Written by Nereus Fellow, Tiff-Annie Kenny
Approximately one quarter of all deaths world-wide (~12.6 million) are attributable to environmental risk factors (e.g. pollution, chemical exposure, climate change). In particular, exposures during fetal development and early childhood may cause health problems in later life.
Spanning big data, biomonitoring, and “-omics” research, to knowledge translation and mobilization, the Joint Annual Meeting of the International Society of Exposure Science and the International Society for Environmental Epidemiology (ISES-ISEE 2018) convened researchers, policy makers, and public health practitioners in Ottawa (August 26 – 30th) to exchange innovative approaches for assessing and addressing complex issues of environmental health concerns. The meeting was attended by Nereus PI Dr. Laurie Chan and Senior Fellow Tiff-Annie Kenny.
Dr. Chan co-chaired a session on ‘Food, Nutrition and Environmental Health among First Nations in Canada’. The session included a presentation by Dr. Donna Mergler on the enduring legacy of mercury exposure from local fish in Asubpeeschoseewagong Netum Anishinabek (Grassy Narrows First Nation), half a century after thousands of tons of mercury-containing industrial effluent were dumped into the Wabigoon-English river system, relied upon by the community as their main source of food and livelihoods for generations (i.e. guides and commercial fishery). The study presented by Dr. Mergler, and co-lead with community leaders, is the first population-based study in Grassy Narrows to link fish consumption practices to various health, wellness, and individual outcomes.
The study also provides evidence of significantly poorer physical and mental health in Grassy Narrows, relative to other First Nations in Ontario and Canada. The conference also included a dedicated session on Chemical Exposures and Fish Consumption, which featured (among others) presentations on seafood consumption and mercury exposure among Chicago Asian Communities and Michigan Urban Anglers. An emphasis through these and other sessions, was the importance of applied, translational and community-engaged environmental health research for linking knowledge, intervention, and local and global policy to improve public health and mitigate exposure to environmental stressors. Notably, The Namaus (All Things Fish) Project presented by Dr. Marcella Thompson, showcased the success of a long-term mutually beneficial partnership with the Narragansett tribal community (Charlestown, Rhode Island) based on trust, mutual respect, and meaningful inclusion of both scientific and local knowledge.

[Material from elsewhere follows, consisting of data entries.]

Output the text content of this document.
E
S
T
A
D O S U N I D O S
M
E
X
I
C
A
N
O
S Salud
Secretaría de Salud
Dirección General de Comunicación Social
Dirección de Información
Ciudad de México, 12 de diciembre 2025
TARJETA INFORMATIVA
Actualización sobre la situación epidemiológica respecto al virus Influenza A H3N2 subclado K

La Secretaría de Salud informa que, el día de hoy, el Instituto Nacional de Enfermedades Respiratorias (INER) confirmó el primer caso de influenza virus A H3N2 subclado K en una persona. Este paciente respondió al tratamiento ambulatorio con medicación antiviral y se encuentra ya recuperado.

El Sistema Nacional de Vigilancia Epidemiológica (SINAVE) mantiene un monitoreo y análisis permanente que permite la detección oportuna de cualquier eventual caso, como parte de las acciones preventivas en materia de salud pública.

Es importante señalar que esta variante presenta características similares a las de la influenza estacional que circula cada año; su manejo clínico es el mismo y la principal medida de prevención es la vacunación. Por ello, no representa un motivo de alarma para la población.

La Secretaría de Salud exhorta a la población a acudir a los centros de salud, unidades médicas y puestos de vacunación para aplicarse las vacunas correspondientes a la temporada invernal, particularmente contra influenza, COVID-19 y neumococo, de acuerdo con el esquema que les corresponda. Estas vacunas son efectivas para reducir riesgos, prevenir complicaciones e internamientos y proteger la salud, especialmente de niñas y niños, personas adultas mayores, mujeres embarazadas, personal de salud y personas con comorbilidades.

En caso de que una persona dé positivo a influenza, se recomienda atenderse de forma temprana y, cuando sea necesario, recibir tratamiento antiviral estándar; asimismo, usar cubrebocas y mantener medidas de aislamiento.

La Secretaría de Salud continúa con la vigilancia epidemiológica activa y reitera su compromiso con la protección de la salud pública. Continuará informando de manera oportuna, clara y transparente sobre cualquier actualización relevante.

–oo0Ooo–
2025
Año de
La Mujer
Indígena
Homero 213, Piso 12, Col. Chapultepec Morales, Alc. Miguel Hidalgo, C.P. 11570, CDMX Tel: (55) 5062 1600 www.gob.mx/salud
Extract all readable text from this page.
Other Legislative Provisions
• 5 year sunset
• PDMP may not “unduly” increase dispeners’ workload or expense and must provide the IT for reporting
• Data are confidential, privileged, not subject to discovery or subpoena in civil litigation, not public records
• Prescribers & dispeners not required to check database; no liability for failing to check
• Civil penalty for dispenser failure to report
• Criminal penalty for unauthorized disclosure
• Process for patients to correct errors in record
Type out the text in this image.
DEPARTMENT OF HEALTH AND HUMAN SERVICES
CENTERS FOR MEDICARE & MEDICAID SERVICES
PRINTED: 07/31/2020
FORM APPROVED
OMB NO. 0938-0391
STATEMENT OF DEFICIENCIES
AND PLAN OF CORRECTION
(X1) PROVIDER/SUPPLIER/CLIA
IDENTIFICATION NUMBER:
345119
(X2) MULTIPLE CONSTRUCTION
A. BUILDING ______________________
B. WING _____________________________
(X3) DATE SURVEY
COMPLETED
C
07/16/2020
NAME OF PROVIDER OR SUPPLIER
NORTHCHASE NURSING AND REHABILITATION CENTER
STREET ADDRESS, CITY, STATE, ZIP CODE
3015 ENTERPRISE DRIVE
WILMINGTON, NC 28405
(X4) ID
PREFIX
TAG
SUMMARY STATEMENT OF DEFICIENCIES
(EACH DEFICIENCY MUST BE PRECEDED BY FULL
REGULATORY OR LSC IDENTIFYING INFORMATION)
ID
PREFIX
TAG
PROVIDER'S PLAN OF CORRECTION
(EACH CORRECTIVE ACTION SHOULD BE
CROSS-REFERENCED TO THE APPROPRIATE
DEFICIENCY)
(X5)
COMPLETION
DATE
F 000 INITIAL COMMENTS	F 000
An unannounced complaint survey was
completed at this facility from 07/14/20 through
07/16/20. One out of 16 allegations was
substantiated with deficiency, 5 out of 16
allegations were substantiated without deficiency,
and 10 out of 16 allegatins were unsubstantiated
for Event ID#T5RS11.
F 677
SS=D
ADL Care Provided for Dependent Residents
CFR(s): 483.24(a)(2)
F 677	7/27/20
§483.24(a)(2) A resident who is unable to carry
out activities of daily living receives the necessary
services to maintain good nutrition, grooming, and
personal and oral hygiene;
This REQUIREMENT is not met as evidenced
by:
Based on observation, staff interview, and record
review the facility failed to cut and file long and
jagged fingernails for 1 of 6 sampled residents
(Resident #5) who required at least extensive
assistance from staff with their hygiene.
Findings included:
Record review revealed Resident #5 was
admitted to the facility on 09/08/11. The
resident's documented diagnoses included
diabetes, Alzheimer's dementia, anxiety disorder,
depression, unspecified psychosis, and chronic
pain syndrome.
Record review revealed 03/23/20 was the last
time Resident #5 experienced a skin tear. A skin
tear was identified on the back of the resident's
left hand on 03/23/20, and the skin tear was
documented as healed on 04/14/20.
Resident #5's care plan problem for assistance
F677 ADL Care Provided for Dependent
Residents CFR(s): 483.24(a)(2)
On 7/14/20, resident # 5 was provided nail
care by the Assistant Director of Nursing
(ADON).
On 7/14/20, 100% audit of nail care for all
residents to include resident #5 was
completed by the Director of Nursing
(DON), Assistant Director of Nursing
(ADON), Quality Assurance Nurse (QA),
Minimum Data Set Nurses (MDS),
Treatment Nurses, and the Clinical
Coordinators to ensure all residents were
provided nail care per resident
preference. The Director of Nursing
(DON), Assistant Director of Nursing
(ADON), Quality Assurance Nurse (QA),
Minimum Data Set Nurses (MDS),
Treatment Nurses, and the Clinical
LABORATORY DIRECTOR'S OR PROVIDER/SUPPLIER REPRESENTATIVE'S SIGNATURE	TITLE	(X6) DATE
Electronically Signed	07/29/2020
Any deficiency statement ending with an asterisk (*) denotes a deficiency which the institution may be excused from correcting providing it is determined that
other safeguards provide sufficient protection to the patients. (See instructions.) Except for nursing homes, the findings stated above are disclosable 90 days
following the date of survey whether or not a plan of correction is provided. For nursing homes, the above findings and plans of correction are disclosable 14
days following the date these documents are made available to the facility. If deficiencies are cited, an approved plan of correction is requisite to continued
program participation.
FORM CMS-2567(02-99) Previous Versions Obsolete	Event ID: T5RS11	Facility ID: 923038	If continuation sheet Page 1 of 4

Complimentary to the ISES-ISEE 2018 Tiff-Annie attended a two-day side-meeting with Canadian and international experts to inform the planning of a proposed international study involving contaminant exposure among coastal seafood-dependent populations. Through the exposome research paradigm (i.e. the totality of human environmental exposures through the life course – from conception onward), the proposed research initiative will seek to identify and address regions with elevated exposures to contaminants, pathogens, and toxins via consumption of marine-source foods – emphasizing regions highly susceptible to the effects of climate change and fisheries decline.